Kate Masur on Lincoln’s emigration proposal and the views of African American delegates

An Example for All the Land: Emancipation and the Struggle over Equality in Washington, D.C., by Kate MasurKate Masur, author of An Example for All the Land: Emancipation and the Struggle over Equality in Washington, D.C., writes in the New York Times’ Disunion series about Abraham Lincoln’s meeting with a delegation of African Americans in 1862.

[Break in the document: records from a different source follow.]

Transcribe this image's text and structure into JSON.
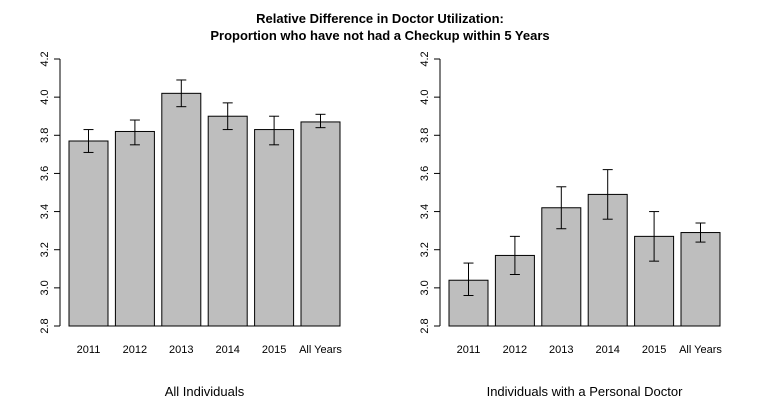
{
  "title_line1": "Relative Difference in Doctor Utilization:",
  "title_line2": "Proportion who have not had a Checkup within 5 Years",
  "chart_data": [
    {
      "type": "bar",
      "xlabel": "All Individuals",
      "categories": [
        "2011",
        "2012",
        "2013",
        "2014",
        "2015",
        "All Years"
      ],
      "values": [
        3.77,
        3.82,
        4.02,
        3.9,
        3.83,
        3.87
      ],
      "error_low": [
        3.71,
        3.75,
        3.95,
        3.83,
        3.75,
        3.84
      ],
      "error_high": [
        3.83,
        3.88,
        4.09,
        3.97,
        3.9,
        3.91
      ],
      "ylim": [
        2.8,
        4.2
      ],
      "yticks": [
        "2.8",
        "3.0",
        "3.2",
        "3.4",
        "3.6",
        "3.8",
        "4.0",
        "4.2"
      ],
      "bar_color": "#bebebe",
      "grid": false
    },
    {
      "type": "bar",
      "xlabel": "Individuals with a Personal Doctor",
      "categories": [
        "2011",
        "2012",
        "2013",
        "2014",
        "2015",
        "All Years"
      ],
      "values": [
        3.04,
        3.17,
        3.42,
        3.49,
        3.27,
        3.29
      ],
      "error_low": [
        2.96,
        3.07,
        3.31,
        3.36,
        3.14,
        3.24
      ],
      "error_high": [
        3.13,
        3.27,
        3.53,
        3.62,
        3.4,
        3.34
      ],
      "ylim": [
        2.8,
        4.2
      ],
      "yticks": [
        "2.8",
        "3.0",
        "3.2",
        "3.4",
        "3.6",
        "3.8",
        "4.0",
        "4.2"
      ],
      "bar_color": "#bebebe",
      "grid": false
    }
  ]
}
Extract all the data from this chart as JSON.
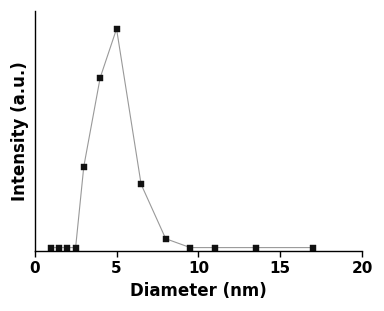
{
  "x": [
    1.0,
    1.5,
    2.0,
    2.5,
    3.0,
    4.0,
    5.0,
    6.5,
    8.0,
    9.5,
    11.0,
    13.5,
    17.0
  ],
  "y": [
    0.015,
    0.015,
    0.015,
    0.015,
    0.38,
    0.78,
    1.0,
    0.3,
    0.055,
    0.015,
    0.015,
    0.015,
    0.015
  ],
  "xlim": [
    0,
    20
  ],
  "ylim": [
    0,
    1.08
  ],
  "xlabel": "Diameter (nm)",
  "ylabel": "Intensity (a.u.)",
  "line_color": "#999999",
  "marker_color": "#111111",
  "marker": "s",
  "marker_size": 4,
  "line_width": 0.8,
  "xticks": [
    0,
    5,
    10,
    15,
    20
  ],
  "background_color": "#ffffff",
  "xlabel_fontsize": 12,
  "ylabel_fontsize": 12,
  "tick_fontsize": 11
}
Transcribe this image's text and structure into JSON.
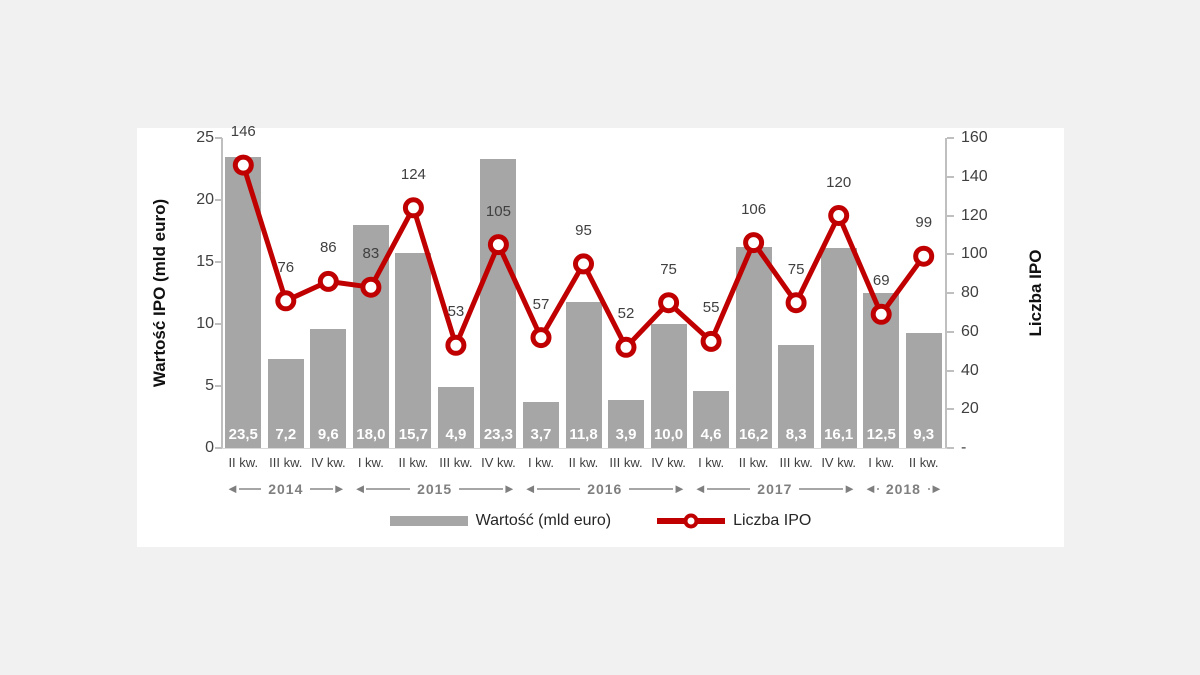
{
  "chart_data": {
    "type": "bar",
    "note": "combo chart: bars (value, left axis) + line with circle markers (count, right axis)",
    "categories": [
      "II kw.",
      "III kw.",
      "IV kw.",
      "I kw.",
      "II kw.",
      "III kw.",
      "IV kw.",
      "I kw.",
      "II kw.",
      "III kw.",
      "IV kw.",
      "I kw.",
      "II kw.",
      "III kw.",
      "IV kw.",
      "I kw.",
      "II kw."
    ],
    "year_groups": [
      {
        "label": "2014",
        "start": 0,
        "count": 3
      },
      {
        "label": "2015",
        "start": 3,
        "count": 4
      },
      {
        "label": "2016",
        "start": 7,
        "count": 4
      },
      {
        "label": "2017",
        "start": 11,
        "count": 4
      },
      {
        "label": "2018",
        "start": 15,
        "count": 2
      }
    ],
    "series": [
      {
        "name": "Wartość (mld euro)",
        "type": "bar",
        "color": "#a6a6a6",
        "values": [
          23.5,
          7.2,
          9.6,
          18.0,
          15.7,
          4.9,
          23.3,
          3.7,
          11.8,
          3.9,
          10.0,
          4.6,
          16.2,
          8.3,
          16.1,
          12.5,
          9.3
        ],
        "value_labels": [
          "23,5",
          "7,2",
          "9,6",
          "18,0",
          "15,7",
          "4,9",
          "23,3",
          "3,7",
          "11,8",
          "3,9",
          "10,0",
          "4,6",
          "16,2",
          "8,3",
          "16,1",
          "12,5",
          "9,3"
        ]
      },
      {
        "name": "Liczba IPO",
        "type": "line",
        "color": "#c00000",
        "values": [
          146,
          76,
          86,
          83,
          124,
          53,
          105,
          57,
          95,
          52,
          75,
          55,
          106,
          75,
          120,
          69,
          99
        ]
      }
    ],
    "left_axis": {
      "title": "Wartość IPO (mld euro)",
      "ticks": [
        0,
        5,
        10,
        15,
        20,
        25
      ],
      "min": 0,
      "max": 25
    },
    "right_axis": {
      "title": "Liczba IPO",
      "ticks": [
        "-",
        20,
        40,
        60,
        80,
        100,
        120,
        140,
        160
      ],
      "min": 0,
      "max": 160
    },
    "legend": [
      {
        "label": "Wartość (mld euro)",
        "swatch": "bar"
      },
      {
        "label": "Liczba IPO",
        "swatch": "line"
      }
    ],
    "grid": false,
    "legend_position": "bottom"
  },
  "colors": {
    "background": "#f1f1f1",
    "panel": "#ffffff",
    "bar": "#a6a6a6",
    "line": "#c00000",
    "marker_fill": "#ffffff",
    "axis": "#bfbfbf",
    "label": "#404040",
    "year": "#7f7f7f"
  }
}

Those interested in the history of abolition and racial equality would find few incidents in Lincoln’s presidency as dispiriting as the president’s Aug. 14, 1862, meeting with a delegation of five black men from Washington. It was dispiriting then as well: to the dismay of those hoping the Civil War would lead to full citizenship for African-Americans, Lincoln informed the delegation that “you and we are different races” and proposed that the five men be progenitors of a black colony the government would establish in Chiriquí, a region of what is now Panama.

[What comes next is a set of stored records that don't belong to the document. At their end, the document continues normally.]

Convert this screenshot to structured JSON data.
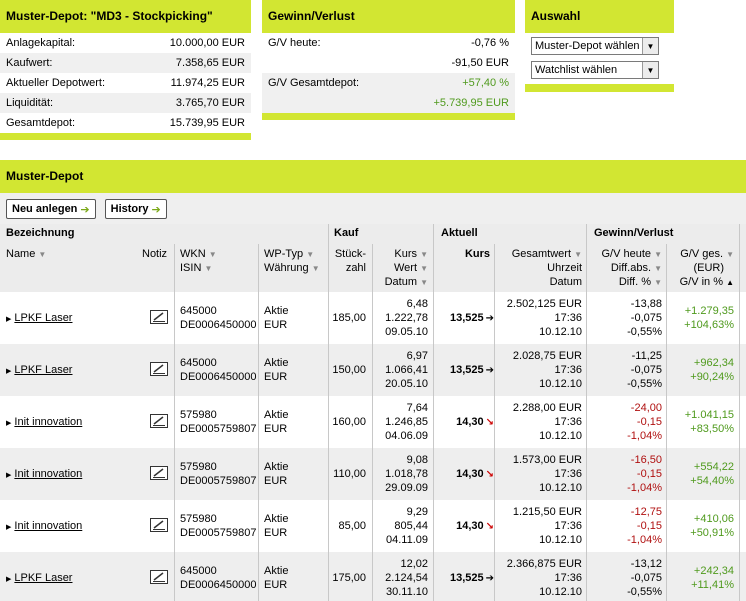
{
  "depot": {
    "title": "Muster-Depot: \"MD3 - Stockpicking\"",
    "rows": [
      {
        "label": "Anlagekapital:",
        "value": "10.000,00 EUR"
      },
      {
        "label": "Kaufwert:",
        "value": "7.358,65 EUR"
      },
      {
        "label": "Aktueller Depotwert:",
        "value": "11.974,25 EUR"
      },
      {
        "label": "Liquidität:",
        "value": "3.765,70 EUR"
      },
      {
        "label": "Gesamtdepot:",
        "value": "15.739,95 EUR"
      }
    ]
  },
  "gv": {
    "title": "Gewinn/Verlust",
    "heute_label": "G/V heute:",
    "heute_pct": "-0,76 %",
    "heute_abs": "-91,50 EUR",
    "gesamt_label": "G/V Gesamtdepot:",
    "gesamt_pct": "+57,40 %",
    "gesamt_abs": "+5.739,95 EUR"
  },
  "auswahl": {
    "title": "Auswahl",
    "select1": "Muster-Depot wählen",
    "select2": "Watchlist wählen"
  },
  "section_title": "Muster-Depot",
  "buttons": {
    "new": "Neu anlegen",
    "history": "History"
  },
  "headers": {
    "bezeichnung": "Bezeichnung",
    "kauf": "Kauf",
    "aktuell": "Aktuell",
    "gv": "Gewinn/Verlust",
    "name": "Name",
    "notiz": "Notiz",
    "wkn": "WKN",
    "isin": "ISIN",
    "wptyp": "WP-Typ",
    "waehrung": "Währung",
    "stueck": "Stück-",
    "zahl": "zahl",
    "kurs1": "Kurs",
    "wert": "Wert",
    "datum1": "Datum",
    "kurs2": "Kurs",
    "gesamtwert": "Gesamtwert",
    "uhrzeit": "Uhrzeit",
    "datum2": "Datum",
    "gvheute": "G/V heute",
    "diffabs": "Diff.abs.",
    "diffpct": "Diff. %",
    "gvges": "G/V ges.",
    "eur": "(EUR)",
    "gvpct": "G/V in %"
  },
  "rows": [
    {
      "name": "LPKF Laser",
      "wkn": "645000",
      "isin": "DE0006450000",
      "typ": "Aktie",
      "cur": "EUR",
      "stueck": "185,00",
      "kk": "6,48",
      "kw": "1.222,78",
      "kd": "09.05.10",
      "kurs": "13,525",
      "trend": "right",
      "gw": "2.502,125 EUR",
      "zeit": "17:36",
      "dat": "10.12.10",
      "gh": "-13,88",
      "da": "-0,075",
      "dp": "-0,55%",
      "gvneg": false,
      "ga": "+1.279,35",
      "gp": "+104,63%"
    },
    {
      "name": "LPKF Laser",
      "wkn": "645000",
      "isin": "DE0006450000",
      "typ": "Aktie",
      "cur": "EUR",
      "stueck": "150,00",
      "kk": "6,97",
      "kw": "1.066,41",
      "kd": "20.05.10",
      "kurs": "13,525",
      "trend": "right",
      "gw": "2.028,75 EUR",
      "zeit": "17:36",
      "dat": "10.12.10",
      "gh": "-11,25",
      "da": "-0,075",
      "dp": "-0,55%",
      "gvneg": false,
      "ga": "+962,34",
      "gp": "+90,24%"
    },
    {
      "name": "Init innovation",
      "wkn": "575980",
      "isin": "DE0005759807",
      "typ": "Aktie",
      "cur": "EUR",
      "stueck": "160,00",
      "kk": "7,64",
      "kw": "1.246,85",
      "kd": "04.06.09",
      "kurs": "14,30",
      "trend": "down",
      "gw": "2.288,00 EUR",
      "zeit": "17:36",
      "dat": "10.12.10",
      "gh": "-24,00",
      "da": "-0,15",
      "dp": "-1,04%",
      "gvneg": true,
      "ga": "+1.041,15",
      "gp": "+83,50%"
    },
    {
      "name": "Init innovation",
      "wkn": "575980",
      "isin": "DE0005759807",
      "typ": "Aktie",
      "cur": "EUR",
      "stueck": "110,00",
      "kk": "9,08",
      "kw": "1.018,78",
      "kd": "29.09.09",
      "kurs": "14,30",
      "trend": "down",
      "gw": "1.573,00 EUR",
      "zeit": "17:36",
      "dat": "10.12.10",
      "gh": "-16,50",
      "da": "-0,15",
      "dp": "-1,04%",
      "gvneg": true,
      "ga": "+554,22",
      "gp": "+54,40%"
    },
    {
      "name": "Init innovation",
      "wkn": "575980",
      "isin": "DE0005759807",
      "typ": "Aktie",
      "cur": "EUR",
      "stueck": "85,00",
      "kk": "9,29",
      "kw": "805,44",
      "kd": "04.11.09",
      "kurs": "14,30",
      "trend": "down",
      "gw": "1.215,50 EUR",
      "zeit": "17:36",
      "dat": "10.12.10",
      "gh": "-12,75",
      "da": "-0,15",
      "dp": "-1,04%",
      "gvneg": true,
      "ga": "+410,06",
      "gp": "+50,91%"
    },
    {
      "name": "LPKF Laser",
      "wkn": "645000",
      "isin": "DE0006450000",
      "typ": "Aktie",
      "cur": "EUR",
      "stueck": "175,00",
      "kk": "12,02",
      "kw": "2.124,54",
      "kd": "30.11.10",
      "kurs": "13,525",
      "trend": "right",
      "gw": "2.366,875 EUR",
      "zeit": "17:36",
      "dat": "10.12.10",
      "gh": "-13,12",
      "da": "-0,075",
      "dp": "-0,55%",
      "gvneg": false,
      "ga": "+242,34",
      "gp": "+11,41%"
    }
  ]
}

Historians have debated Lincoln’s remarks and their context for decades. It was once conventional to claim that Lincoln’s proposal was an attempt to appease conservatives while he pursued the policy he truly believed in: a presidential proclamation of emancipation. But the more recent consensus is that Lincoln was speaking very much in character. The “Great Emancipator” was one of the many white Americans of the era who believed that if slavery were abolished, a “race war” would inevitably ensue. Since the United States was destined to be a white nation, emancipation must be accompanied by the emigration of freedpeople out of the United States.

For all the attention to Lincoln’s ideas and motivations, however, there has been very little focus on the delegates’ side of the story. For decades no one even knew who they were, much less what they stood for. Drawing on the work of the historian Benjamin Quarles, many believed that four of the five delegates were uneducated former slaves, hand-picked by Lincoln and his colonization commissioner, James Mitchell, to be pliable and subservient.

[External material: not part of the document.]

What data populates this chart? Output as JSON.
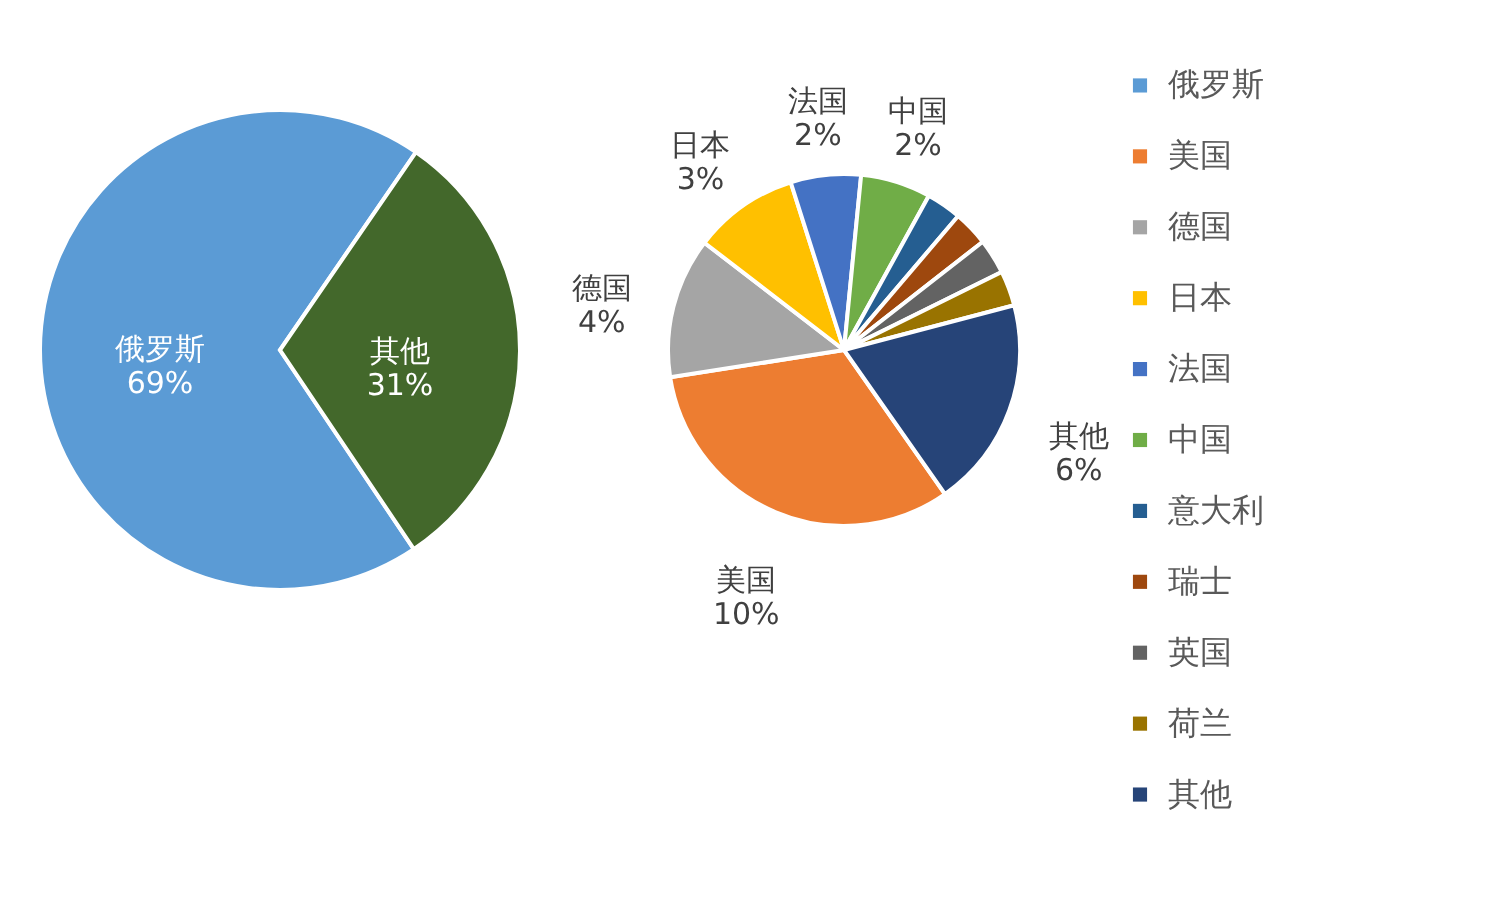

In fact, all five of the men who listened to Lincoln’s case for colonization were members of Washington’s free black elite, chosen by a formal meeting of representatives from Washington’s independent black churches. The delegation’s history – and more broadly, black Washingtonians’ responses to the variety of emigration proposals on offer in 1862 — reveal a vigorous and complex debate among African-Americans regarding their future in the United States.